Para a Apple, o cálculo parece diferente. Ao contrário dos rivais que correm para formar equipes fundamentais de IA, a empresa está integrando a IA em um enorme ecossistema de produtos existente – iPhones, Macs, o Vision Pro – e deve decidir quais esforços herdados serão reduzidos à medida que redireciona o investimento. A Siri, lançada há mais de uma década como assistente de voz, tem se parecido cada vez mais com uma arquitetura construída para um mundo pré-generativo de IA, e o Vision Pro tem lutado para encontrar um público de massa com seu preço premium.

Consolidar essas equipes e criar novas funções focadas em IA se enquadra em um padrão visto em todo o setor: grupos de produtos legados diminuindo enquanto os orçamentos fluem para IA generativa, agentes e inteligência no dispositivo.

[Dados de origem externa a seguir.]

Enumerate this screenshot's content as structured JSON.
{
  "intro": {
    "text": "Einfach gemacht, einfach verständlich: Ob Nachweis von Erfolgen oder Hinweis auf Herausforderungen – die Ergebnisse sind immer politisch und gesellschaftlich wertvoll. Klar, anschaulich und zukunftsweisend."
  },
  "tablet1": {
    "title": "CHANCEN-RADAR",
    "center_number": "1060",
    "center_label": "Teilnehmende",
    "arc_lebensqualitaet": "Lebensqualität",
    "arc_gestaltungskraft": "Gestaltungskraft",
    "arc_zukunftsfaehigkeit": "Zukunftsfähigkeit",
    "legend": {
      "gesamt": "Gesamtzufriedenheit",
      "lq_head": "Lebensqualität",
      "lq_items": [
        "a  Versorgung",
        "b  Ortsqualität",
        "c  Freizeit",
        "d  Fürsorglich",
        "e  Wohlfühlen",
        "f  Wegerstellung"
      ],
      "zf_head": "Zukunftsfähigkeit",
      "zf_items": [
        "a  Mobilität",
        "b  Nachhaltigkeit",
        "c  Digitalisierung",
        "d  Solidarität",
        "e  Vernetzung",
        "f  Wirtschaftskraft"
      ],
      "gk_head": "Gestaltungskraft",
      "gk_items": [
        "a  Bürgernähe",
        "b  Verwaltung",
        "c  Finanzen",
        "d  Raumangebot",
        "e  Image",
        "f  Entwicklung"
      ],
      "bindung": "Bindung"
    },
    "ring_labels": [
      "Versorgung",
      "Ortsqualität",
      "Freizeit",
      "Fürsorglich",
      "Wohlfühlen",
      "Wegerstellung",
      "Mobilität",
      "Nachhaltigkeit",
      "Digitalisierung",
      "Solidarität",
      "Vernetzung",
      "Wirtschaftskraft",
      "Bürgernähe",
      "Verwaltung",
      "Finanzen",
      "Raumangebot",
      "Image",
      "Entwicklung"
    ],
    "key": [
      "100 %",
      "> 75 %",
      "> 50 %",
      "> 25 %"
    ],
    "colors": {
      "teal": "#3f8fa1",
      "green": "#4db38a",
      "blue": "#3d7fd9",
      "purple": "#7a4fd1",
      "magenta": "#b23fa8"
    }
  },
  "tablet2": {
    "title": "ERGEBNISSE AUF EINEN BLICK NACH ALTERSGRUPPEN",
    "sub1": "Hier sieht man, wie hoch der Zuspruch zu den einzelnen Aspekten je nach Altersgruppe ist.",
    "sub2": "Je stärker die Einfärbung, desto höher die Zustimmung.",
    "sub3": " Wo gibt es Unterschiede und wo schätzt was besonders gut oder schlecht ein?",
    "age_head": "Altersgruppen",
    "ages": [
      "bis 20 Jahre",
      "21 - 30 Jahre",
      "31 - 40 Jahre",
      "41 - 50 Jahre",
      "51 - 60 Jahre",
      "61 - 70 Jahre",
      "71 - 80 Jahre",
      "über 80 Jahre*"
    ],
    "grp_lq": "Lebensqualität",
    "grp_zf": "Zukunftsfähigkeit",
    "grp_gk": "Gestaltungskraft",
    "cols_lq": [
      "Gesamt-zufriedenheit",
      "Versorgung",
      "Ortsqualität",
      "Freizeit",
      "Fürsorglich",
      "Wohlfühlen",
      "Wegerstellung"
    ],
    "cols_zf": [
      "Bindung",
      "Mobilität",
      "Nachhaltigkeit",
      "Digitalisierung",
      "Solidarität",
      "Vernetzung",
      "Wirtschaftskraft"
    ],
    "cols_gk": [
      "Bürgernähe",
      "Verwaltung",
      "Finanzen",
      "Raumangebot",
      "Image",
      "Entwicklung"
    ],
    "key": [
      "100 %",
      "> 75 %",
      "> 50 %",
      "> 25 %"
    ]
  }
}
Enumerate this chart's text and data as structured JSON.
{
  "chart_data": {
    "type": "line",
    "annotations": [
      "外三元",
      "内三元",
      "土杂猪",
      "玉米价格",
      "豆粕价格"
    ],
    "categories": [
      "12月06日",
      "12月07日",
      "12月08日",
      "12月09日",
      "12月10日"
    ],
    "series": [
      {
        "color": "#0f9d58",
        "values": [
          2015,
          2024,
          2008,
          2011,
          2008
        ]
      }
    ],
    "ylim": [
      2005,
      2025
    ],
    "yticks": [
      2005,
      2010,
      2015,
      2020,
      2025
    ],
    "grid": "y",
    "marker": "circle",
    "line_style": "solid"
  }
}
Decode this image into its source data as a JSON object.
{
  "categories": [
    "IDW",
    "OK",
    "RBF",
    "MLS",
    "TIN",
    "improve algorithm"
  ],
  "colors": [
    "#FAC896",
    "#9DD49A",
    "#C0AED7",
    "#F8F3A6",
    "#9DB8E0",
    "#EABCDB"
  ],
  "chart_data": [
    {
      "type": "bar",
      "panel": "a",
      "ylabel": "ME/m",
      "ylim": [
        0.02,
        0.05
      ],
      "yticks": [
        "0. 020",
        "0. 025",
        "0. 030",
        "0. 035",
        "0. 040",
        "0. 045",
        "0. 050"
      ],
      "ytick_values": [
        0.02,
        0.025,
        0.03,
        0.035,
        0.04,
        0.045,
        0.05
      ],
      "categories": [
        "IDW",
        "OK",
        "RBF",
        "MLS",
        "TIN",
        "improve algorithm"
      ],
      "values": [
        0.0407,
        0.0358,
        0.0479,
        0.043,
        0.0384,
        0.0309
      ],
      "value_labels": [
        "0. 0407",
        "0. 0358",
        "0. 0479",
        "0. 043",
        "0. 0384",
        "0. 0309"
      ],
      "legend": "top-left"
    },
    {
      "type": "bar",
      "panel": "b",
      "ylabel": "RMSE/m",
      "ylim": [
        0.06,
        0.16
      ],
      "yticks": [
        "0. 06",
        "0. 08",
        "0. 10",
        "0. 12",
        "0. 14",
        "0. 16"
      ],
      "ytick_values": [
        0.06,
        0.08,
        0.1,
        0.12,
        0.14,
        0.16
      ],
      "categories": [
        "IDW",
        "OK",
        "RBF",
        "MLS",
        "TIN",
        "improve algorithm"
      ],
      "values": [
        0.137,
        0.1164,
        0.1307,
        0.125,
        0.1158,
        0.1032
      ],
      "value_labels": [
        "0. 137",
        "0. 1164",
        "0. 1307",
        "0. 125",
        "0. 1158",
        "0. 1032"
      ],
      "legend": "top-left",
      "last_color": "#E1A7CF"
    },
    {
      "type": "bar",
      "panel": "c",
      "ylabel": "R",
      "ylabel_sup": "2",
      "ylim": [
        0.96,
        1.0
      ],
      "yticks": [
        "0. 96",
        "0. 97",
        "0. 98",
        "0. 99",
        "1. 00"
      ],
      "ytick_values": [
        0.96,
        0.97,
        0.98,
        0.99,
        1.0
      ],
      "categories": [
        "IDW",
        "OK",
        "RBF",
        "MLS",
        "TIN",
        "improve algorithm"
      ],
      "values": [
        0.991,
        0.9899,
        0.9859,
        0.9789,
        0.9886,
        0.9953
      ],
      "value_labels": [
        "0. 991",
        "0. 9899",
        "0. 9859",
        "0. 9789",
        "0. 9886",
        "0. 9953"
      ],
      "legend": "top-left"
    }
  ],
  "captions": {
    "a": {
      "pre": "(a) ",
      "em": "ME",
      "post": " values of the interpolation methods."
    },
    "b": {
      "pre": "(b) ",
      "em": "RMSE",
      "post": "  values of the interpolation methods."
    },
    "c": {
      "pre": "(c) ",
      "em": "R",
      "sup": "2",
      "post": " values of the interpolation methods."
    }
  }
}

Os cortes também enviam um sinal aos desenvolvedores e parceiros que estão desenvolvendo o ecossistema da Apple. A Siri e o grupo Intelligent Systems Experience são o canal através do qual aplicativos de terceiros expõem recursos de IA a centenas de milhões de usuários de iPhone e Mac. Uma reorganização dessas equipes sugere que as interfaces e estruturas nas quais os desenvolvedores confiam podem mudar à medida que a Apple se consolida – um risco para as empresas que já investiram nas ferramentas de IA da Apple e uma oportunidade para aqueles que aguardam o próximo passo da plataforma.

O que vem a seguir

A Apple não detalhou quais “novos esforços de IA” a remodelação irá priorizar, mas o comportamento recente da empresa aponta para um impulso mais forte em experiências de IA que abrangem sua linha de dispositivos, em vez de apostas em hardware autônomo. Os cortes de empregos sugerem que a divisão Vision Pro, em particular, está se adaptando à realidade depois que seu lançamento não conseguiu gerar as vendas que a Apple esperava.

Para os funcionários, o impacto é real, mas contido – mais de 200 cargos numa empresa com bem mais de cem mil trabalhadores. Para a indústria, a mensagem é mais clara: até a empresa mais valiosa do mundo está disposta a cortar equipas de produtos estabelecidas para perseguir a transição da IA. A rapidez com que a Apple converte essa realocação em produtos de remessa pode determinar se 2026 será lembrado como o ano em que a empresa finalmente encontrou sua base de IA – ou o ano em que ficou para trás permanentemente.

Fique à frente da IA

Para obter as últimas notícias de negócios sobre IA, mudanças na estratégia da empresa e análises do setor, marque AI Buzz Wire.